The three years Bruno spent in England were among the happiest of his life in exile. Like many foreigners, he was insulted and spat at in the streets of London, and his accent mocked by the Doctors of Oxford University when he spoke in public - the English weren’t too welcoming towards strangers back then, particularly ones who looked obviously like Catholics, the very people being painted as the enemies of our religion and freedoms. Some of us have got better at that over the centuries, others not so much. But Bruno cherished those freedoms; in Protestant England he wrote and published the books for which he is best known, books whose inflammatory ideas could never have been printed in Catholic Europe (there have always been pros and cons to our national sense of independence and defiance).
I always think of Bruno as unusually ‘European’, because in the space of fifteen years he made his home in Italy, France, England, Germany, Switzerland and the Czech Republic, though not always by choice; like so many people moving around Europe today, he changed country in search of economic security and a place where he could work in peace, unthreatened by an oppressive regime. Though he always resented Oxford dons, and caricatured them wherever he could, his experiences of so many different countries informed his belief that it was possible to transcend the religious conflicts currently tearing Europe apart and embrace a new, unifying philosophy that would concentrate on our common humanity and divinity. It was that belief in transcendence and unity that he died for, in the end.

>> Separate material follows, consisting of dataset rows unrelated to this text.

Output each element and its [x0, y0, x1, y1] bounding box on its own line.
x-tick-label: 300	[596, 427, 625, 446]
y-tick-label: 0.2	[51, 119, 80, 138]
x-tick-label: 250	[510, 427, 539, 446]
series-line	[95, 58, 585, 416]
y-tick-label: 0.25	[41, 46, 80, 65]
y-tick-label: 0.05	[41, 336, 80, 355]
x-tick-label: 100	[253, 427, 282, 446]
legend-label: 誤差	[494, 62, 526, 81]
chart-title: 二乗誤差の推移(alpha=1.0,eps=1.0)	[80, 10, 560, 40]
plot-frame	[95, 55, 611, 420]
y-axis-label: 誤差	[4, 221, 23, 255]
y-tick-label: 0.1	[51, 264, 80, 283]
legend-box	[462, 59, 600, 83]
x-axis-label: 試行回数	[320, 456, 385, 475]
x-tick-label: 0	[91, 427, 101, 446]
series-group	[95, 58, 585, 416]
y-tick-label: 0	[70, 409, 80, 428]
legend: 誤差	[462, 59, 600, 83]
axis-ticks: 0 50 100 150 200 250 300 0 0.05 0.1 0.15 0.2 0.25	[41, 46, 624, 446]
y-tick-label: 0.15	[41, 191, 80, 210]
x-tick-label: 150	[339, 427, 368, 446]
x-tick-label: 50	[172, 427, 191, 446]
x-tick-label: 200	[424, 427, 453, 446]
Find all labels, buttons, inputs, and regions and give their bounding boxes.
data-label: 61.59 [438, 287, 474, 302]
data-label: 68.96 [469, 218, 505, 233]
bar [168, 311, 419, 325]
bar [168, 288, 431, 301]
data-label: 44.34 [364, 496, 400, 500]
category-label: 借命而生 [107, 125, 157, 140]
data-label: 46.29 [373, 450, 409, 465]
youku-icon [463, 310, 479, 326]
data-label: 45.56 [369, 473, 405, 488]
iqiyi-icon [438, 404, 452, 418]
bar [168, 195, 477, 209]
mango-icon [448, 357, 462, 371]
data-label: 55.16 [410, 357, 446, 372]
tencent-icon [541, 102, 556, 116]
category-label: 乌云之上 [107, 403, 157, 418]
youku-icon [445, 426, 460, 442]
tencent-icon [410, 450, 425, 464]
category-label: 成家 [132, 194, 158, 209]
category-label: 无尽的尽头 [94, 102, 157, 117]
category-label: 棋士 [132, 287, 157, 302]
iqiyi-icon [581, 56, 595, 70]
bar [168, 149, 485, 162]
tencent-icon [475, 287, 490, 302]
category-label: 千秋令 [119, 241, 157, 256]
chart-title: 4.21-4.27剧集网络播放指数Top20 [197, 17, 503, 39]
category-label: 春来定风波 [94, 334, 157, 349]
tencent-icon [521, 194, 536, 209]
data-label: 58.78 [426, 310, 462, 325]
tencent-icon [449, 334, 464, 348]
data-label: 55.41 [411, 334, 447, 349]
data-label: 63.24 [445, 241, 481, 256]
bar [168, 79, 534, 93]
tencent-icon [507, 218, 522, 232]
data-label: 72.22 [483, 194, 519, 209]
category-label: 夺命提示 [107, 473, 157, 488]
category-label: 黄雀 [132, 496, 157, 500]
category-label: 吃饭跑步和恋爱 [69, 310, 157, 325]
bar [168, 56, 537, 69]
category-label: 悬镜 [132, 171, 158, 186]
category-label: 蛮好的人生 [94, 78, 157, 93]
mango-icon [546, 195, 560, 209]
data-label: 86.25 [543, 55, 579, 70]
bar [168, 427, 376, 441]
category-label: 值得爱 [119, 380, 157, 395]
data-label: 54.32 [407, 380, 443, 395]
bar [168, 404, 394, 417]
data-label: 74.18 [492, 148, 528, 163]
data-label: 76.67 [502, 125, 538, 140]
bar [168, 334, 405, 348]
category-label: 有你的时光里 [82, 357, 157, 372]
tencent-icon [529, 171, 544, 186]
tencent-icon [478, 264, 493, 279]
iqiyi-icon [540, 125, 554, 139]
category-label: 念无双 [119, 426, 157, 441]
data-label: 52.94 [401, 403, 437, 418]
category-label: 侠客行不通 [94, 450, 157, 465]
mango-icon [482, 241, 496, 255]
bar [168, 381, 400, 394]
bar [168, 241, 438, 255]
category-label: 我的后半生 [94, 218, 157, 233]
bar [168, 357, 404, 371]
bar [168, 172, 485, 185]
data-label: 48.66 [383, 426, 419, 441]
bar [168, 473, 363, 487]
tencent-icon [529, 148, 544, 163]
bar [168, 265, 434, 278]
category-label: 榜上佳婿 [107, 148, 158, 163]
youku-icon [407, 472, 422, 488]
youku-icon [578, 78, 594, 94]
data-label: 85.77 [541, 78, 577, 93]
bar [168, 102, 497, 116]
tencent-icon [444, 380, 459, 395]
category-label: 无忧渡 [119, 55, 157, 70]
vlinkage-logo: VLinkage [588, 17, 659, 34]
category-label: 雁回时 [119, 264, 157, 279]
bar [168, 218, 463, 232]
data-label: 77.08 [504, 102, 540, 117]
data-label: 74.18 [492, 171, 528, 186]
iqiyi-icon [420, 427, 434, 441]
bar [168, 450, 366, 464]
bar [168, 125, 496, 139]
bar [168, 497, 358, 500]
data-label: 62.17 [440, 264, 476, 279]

Unity is hard work. It’s difficult to keep something as big and sprawling and varied as Europe together. But what’s the alternative? To retreat into our separate corners, fence them off and turn our backs, casting sidelong narrowed glances at anyone daring to approach? The EU has many faults, but its basic premise is solid: to hold the nations of Europe together in a peaceful alliance. Centuries of bloody conflict have been followed by 70 years of peace.
Bruno managed, in his own fashion, to be a European citizen and retain a sense of local and national pride. I so hope that tomorrow, those of us who vote are able to do the same.